Çözüm süreci, ateşkes ve gündeme dair açıklamalarda bulunan Murat Karayılan, HDP'nin siyasetini yetersiz gördüğünü söyledi. İşte Karayılan'dan çarpıcı yorumlar...
Abone olPKK Yürütme Komitesi Üyesi Murat Karayılan, 7 Haziran seçim sonuçları itibariyle 'çözüm süreci'nin belirsizliği, hükümet kurma çalışmaları, PKK'nın silah bırakma durumu, Abdullah Öcalan, IŞİD ve Ortadoğu'daki son gelişmeler üzerine mesajlar verdi.
İMCTV'den Ayşegül Doğan'ın soruları cevaplayan Karayılan, PKK'nın geri çekilme kararı için; "Kendileri bir şey yapmadılar çözüm süreci bu yüzden sekteye uğradı ve biz geri çekilmeyi buna rağmen durdurmadık, Eylül’de durdurduk ve aslında bu da bizim saflığımızdı. Onun özeleştirisini veriyoruz. O bizim bir saflığımızdı" dedi.
HDP'nin siyasetini yetersiz gören Karayılan'ın seçim sonrası için yorumu ise "Seçim zaferi kazanan bir parti fırtına gibi olmalıydı. Daha aktif olmalıydı. Daha hızlı olmalıydı" şeklinde oldu.
"AKP'NİN TAVRI DEĞİŞMEZSE BU SAVAŞ HÜKÜMETİ OLUR"

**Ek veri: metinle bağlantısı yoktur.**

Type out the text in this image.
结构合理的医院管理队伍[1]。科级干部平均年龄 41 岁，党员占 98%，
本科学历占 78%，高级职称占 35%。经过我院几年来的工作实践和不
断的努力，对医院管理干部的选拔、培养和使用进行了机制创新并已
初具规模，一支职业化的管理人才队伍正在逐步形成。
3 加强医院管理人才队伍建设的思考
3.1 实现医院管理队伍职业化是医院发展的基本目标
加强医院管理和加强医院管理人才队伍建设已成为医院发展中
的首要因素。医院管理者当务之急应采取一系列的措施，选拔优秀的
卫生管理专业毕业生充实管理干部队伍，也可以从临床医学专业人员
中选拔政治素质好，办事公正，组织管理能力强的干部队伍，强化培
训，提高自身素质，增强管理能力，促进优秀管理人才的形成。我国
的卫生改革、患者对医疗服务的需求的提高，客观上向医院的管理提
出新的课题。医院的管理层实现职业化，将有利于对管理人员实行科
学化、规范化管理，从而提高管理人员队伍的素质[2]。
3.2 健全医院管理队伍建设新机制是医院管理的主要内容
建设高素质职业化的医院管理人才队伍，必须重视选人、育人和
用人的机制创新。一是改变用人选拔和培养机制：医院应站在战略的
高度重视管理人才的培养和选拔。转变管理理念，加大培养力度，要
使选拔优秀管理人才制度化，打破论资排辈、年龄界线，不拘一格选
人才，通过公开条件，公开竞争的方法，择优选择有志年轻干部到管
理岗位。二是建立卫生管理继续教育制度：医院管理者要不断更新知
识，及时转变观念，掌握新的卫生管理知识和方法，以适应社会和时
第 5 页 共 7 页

İşte Murat Karayılan'dan çarpıcı açıklamalar
7 Haziran seçimleri ardından Türkiye'nin bir bütün olarak yeni ve önemli bir sürece girdiğini düşünüyorum. 7 Haziran seçimlerinin sonucu eğer doğru okunursa, Türkiye toplumu bu sorunun çözümünü istiyor. Türkiye'deki mevcut belli düzeyde var olan ateşkes koşulları, istikrar durumu yine seçimlerin bu koşullarda yapılmış olması, aslında Önder Apo'nun yoğun bir çaba ve emekle geliştirdiği bir sürecin sonucu olarak mümkün olabilmiştir. Buna rağmen şu anda kendisi üç ayı aşkın bir zamandır tecrit altındadır, kendisinden haber bile yoktur. Bana göre Türkiye'nin en önemli sorunu budur aslında.
AKP'nin şu an var olan yaklaşımı değişmezse kiminle kurarsa kursun bu bir savaş hükümeti olacaktır. Çünkü AKP'nin şu andaki üslubu, tarzı, yaklaşımı çözümü değil, çözümsüzlüğü esas alıyor. Bir de eğer seçime gidecekse MHP'ye giden oyları çekmek için sertlik siyasetini esas alacağı görülüyor.
"SÜREÇ ERDOĞAN'IN MÜDAHALESİYLE ORTADAN KALDIRILDI"
Çözüm süreci esas olarak sizin de çok iyi bildiğiniz gibi çünkü kamuoyu önünde açıkça yürütülen bir süreç Erdoğan'ın müdahalesiyle ortadan kaldırıldı. İlk önce Kürt sorunu diye bir sorun yoktur dedi, daha sonra izleme heyetine katılmıyorum doğru değildir, İmralı'nın itibarını artırır dedi. Daha sonra Dolmabahçe Sarayı'ndaki açıklama da doğru değildir dedi. Daha sonra da masa filan ortada yok dedi, yani her şeyi yok saydı. Oysa 22 yıllık bir emek var yani bu 93'te başlayan bir süreçti. Bu sürecin geldiği bir düzey var. Dolmabahçe Sarayı'nda yapılan 10 maddelik açıklama düzeyi var. Her iki tarafın mutabık olduğu belge ilk kez kamuoyu önünde açıklandı. Şimdi tüm bunların yerle bir edilmesi ne anlama gelir? Çözümün bitirilmesi anlamına gelir, çözüm dolayısıyla bitmiştir, çözüm yoktur. Süreç nedir o zaman diye sorulabilir.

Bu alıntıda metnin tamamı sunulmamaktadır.